Ashuwillticook (ash-oo-will-ti-cook) derives from the Native American word for the south branch of the Hoosic River and literally means "at the in-between pleasant river," or in the common tongue, "the pleasant river in between the hills." That name is certainly well chosen as there is a beautiful stretch of class two river along the trail which whitewater kayakers would find very inviting. It was indeed very pleasant and scenic riding through that section of the trail in the cooling shade of the forest.
Our original plan was to find lodging in the North Adams area, go up early and check-in, get on our bikes and ride down to Adams, where we would ride both ways on the Ashuwillticook Rail Trail and then ride the additional 5 miles to North Adams if we felt up to it and spend the afternoon at the Massachusetts Museum of Contemporary Art — MassMoca — in North Adams. After looking at several inns on the Internet, we opted to stay at an inn halfway up to North Adams called Jae's Inn.
A rainy morning changed our plan and by the time we drove over, the plan had turned into relaxing at the inn until dinner, and then riding the Ashuwillticook on the following morning.
The hour long trip by car out from Amherst on Route 116 to Adams was an enjoyable and very scenic drive through the hills rising out of the Connecticut River Valley toward the Berkshires.
Jae's Inn was a pleasant surprise, more of a mini-resort than a typical bed & breakfast inn. We had a great room set off in a corner with a private entrance. Nicely decorated and with a jacuzzi tub and small refrigerator, it was quite comfortable. Some of the onsite amenities included a wonderful restaurant serving delicious Asian cuisine, including sushi, a spa featuring Aveda products and various modalities of massage, a sauna, a pool, a tennis/basketball court, and a smallish but nicely appointed gym in an outbuilding. Tuesday nights are "Sushi Night" when all sushi is half price. It's very popular so book a reservation in advance. The same advanced booking advice applies to the spa services which are by appointment only.
What wasn't so pleasant in terms of bicycle riding was that on Route 8 on the way up from Adams to the inn, there is a large "mill" company called Specialty Minerals nestled into the mountainside whose product is calcium carbonate, used in antacids and food supplements as well as paper whiteners and for other purposes.
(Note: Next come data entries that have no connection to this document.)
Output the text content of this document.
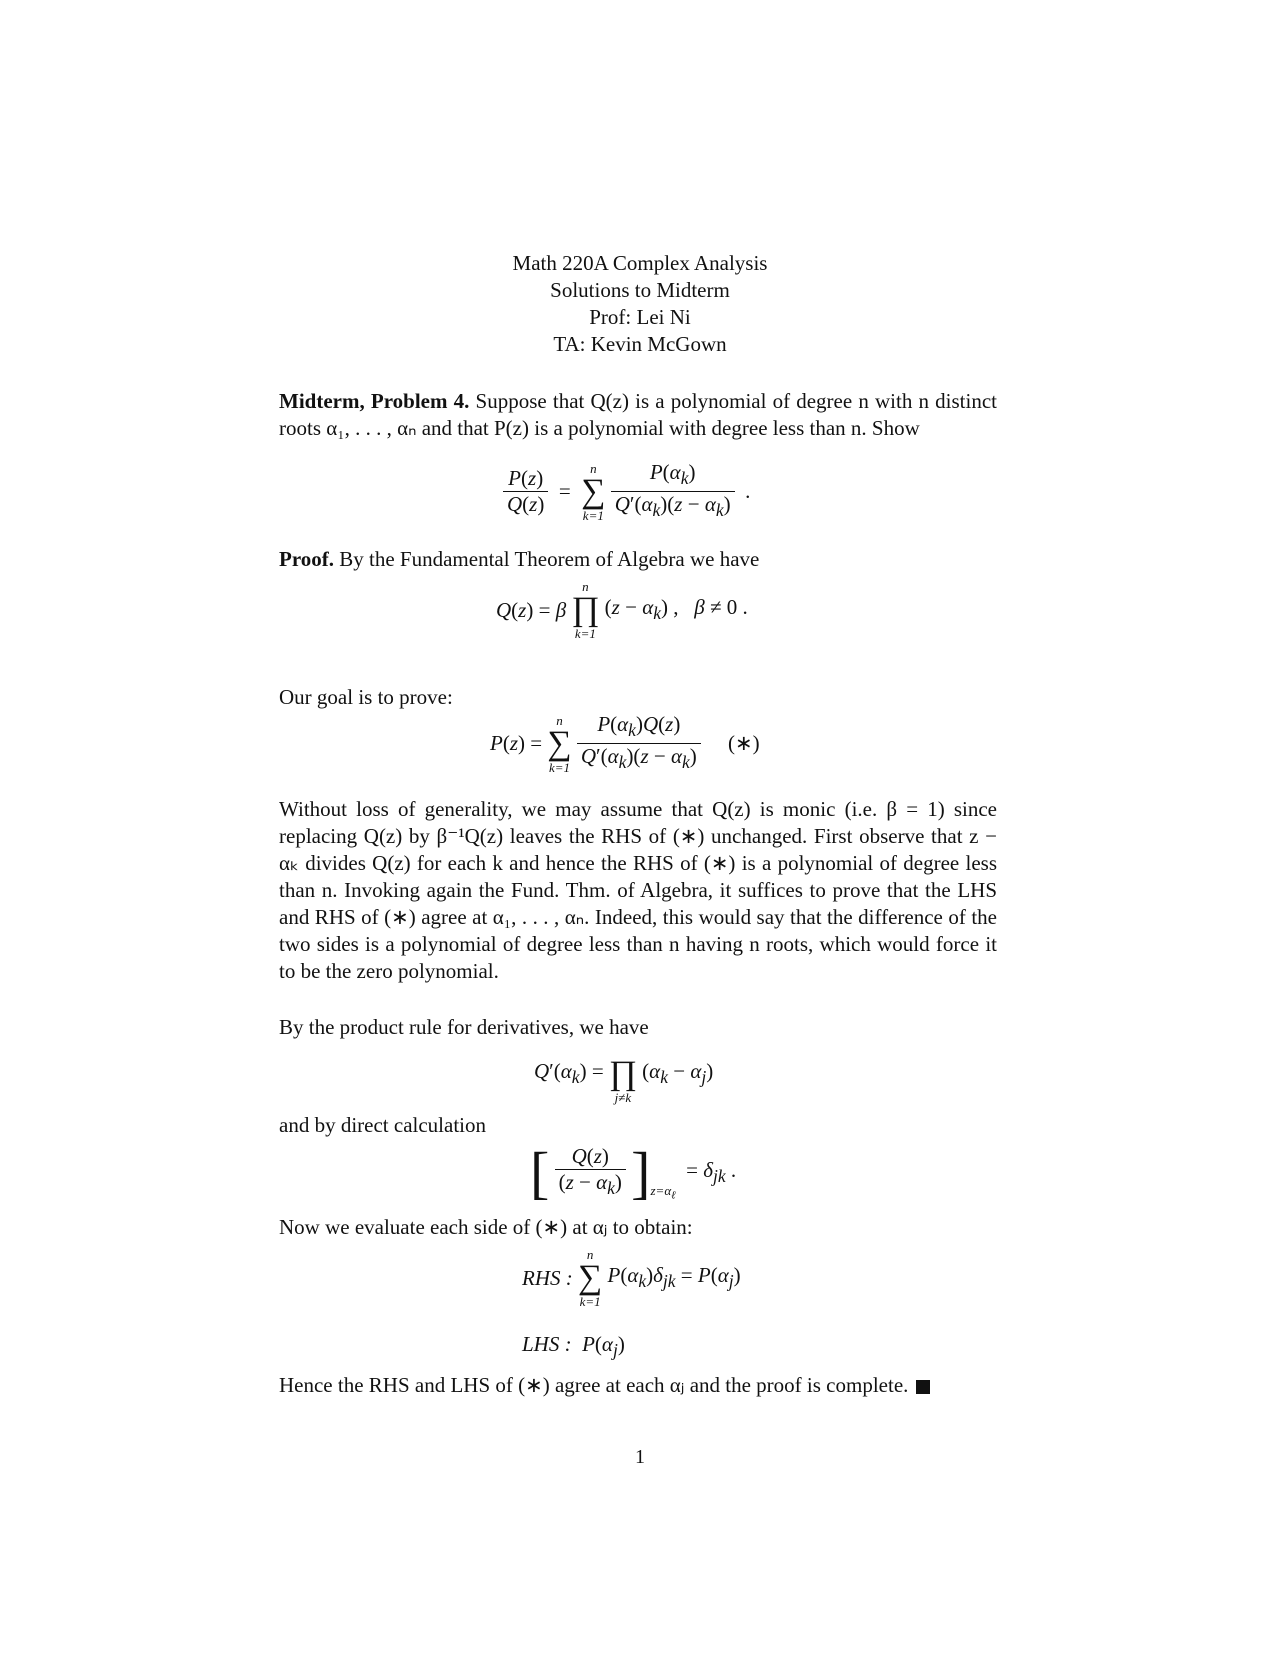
Math 220A Complex Analysis
Solutions to Midterm
Prof: Lei Ni
TA: Kevin McGown
Midterm, Problem 4. Suppose that Q(z) is a polynomial of degree n with n distinct roots α₁, . . . , αₙ and that P(z) is a polynomial with degree less than n. Show
$\frac{P(z)}{Q(z)}$ =
n
∑
k=1
$\frac{P(\alpha_k)}{Q'(\alpha_k)(z - \alpha_k)}$ .
Proof. By the Fundamental Theorem of Algebra we have
Q(z) = β
n
∏
k=1
$(z - \alpha_k)$ ,   β ≠ 0 .
Our goal is to prove:
P(z) =
n
∑
k=1
$\frac{P(\alpha_k)Q(z)}{Q'(\alpha_k)(z - \alpha_k)}$ (∗)
Without loss of generality, we may assume that Q(z) is monic (i.e. β = 1) since replacing Q(z) by β⁻¹Q(z) leaves the RHS of (∗) unchanged. First observe that z − αₖ divides Q(z) for each k and hence the RHS of (∗) is a polynomial of degree less than n. Invoking again the Fund. Thm. of Algebra, it suffices to prove that the LHS and RHS of (∗) agree at α₁, . . . , αₙ. Indeed, this would say that the difference of the two sides is a polynomial of degree less than n having n roots, which would force it to be the zero polynomial.
By the product rule for derivatives, we have
$Q'(\alpha_k)$ =
∏
j≠k
$(\alpha_k - \alpha_j)$
and by direct calculation
[ $\frac{Q(z)}{(z - \alpha_k)} ]z=\alpha_\ell = \delta_{jk}$ .
Now we evaluate each side of (∗) at αⱼ to obtain:
RHS :
n
∑
k=1
$P(\alpha_k)\delta_{jk} = P(\alpha_j)$
LHS : $P(\alpha_j)$
Hence the RHS and LHS of (∗) agree at each αⱼ and the proof is complete.
1
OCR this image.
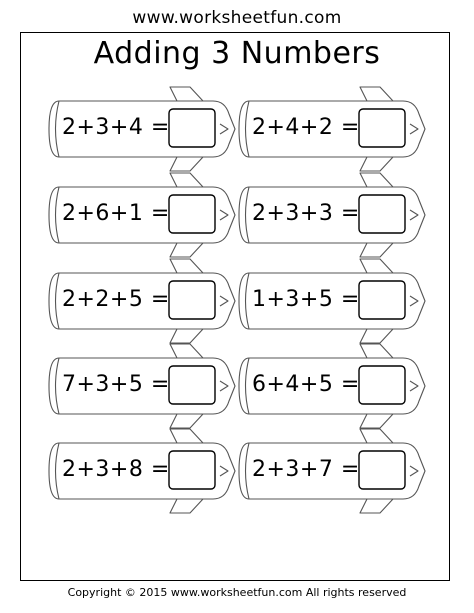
www.worksheetfun.com
Adding 3 Numbers
2+3+4 =	2+4+2 =
2+6+1 =	2+3+3 =
2+2+5 =	1+3+5 =
7+3+5 =	6+4+5 =
2+3+8 =	2+3+7 =
Copyright © 2015 www.worksheetfun.com All rights reserved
The stretch of road near Specialty Minerals is a fairly industrial area where their big trucks come and go, and everything on the mill property — buildings and roads — is dusted white from the calcium carbonate. Having said that, though the air does seem clean, it's just not exactly a scenic spot. That stretch of Route 8 is fairly busy so we decided that we would drive down to the trailhead the next day instead of riding our bikes.
After enjoying a great meal of a variety of different types of sushi and a couple of glasses of sake, we turned in for the evening eager with anticipation of the coming day's ride.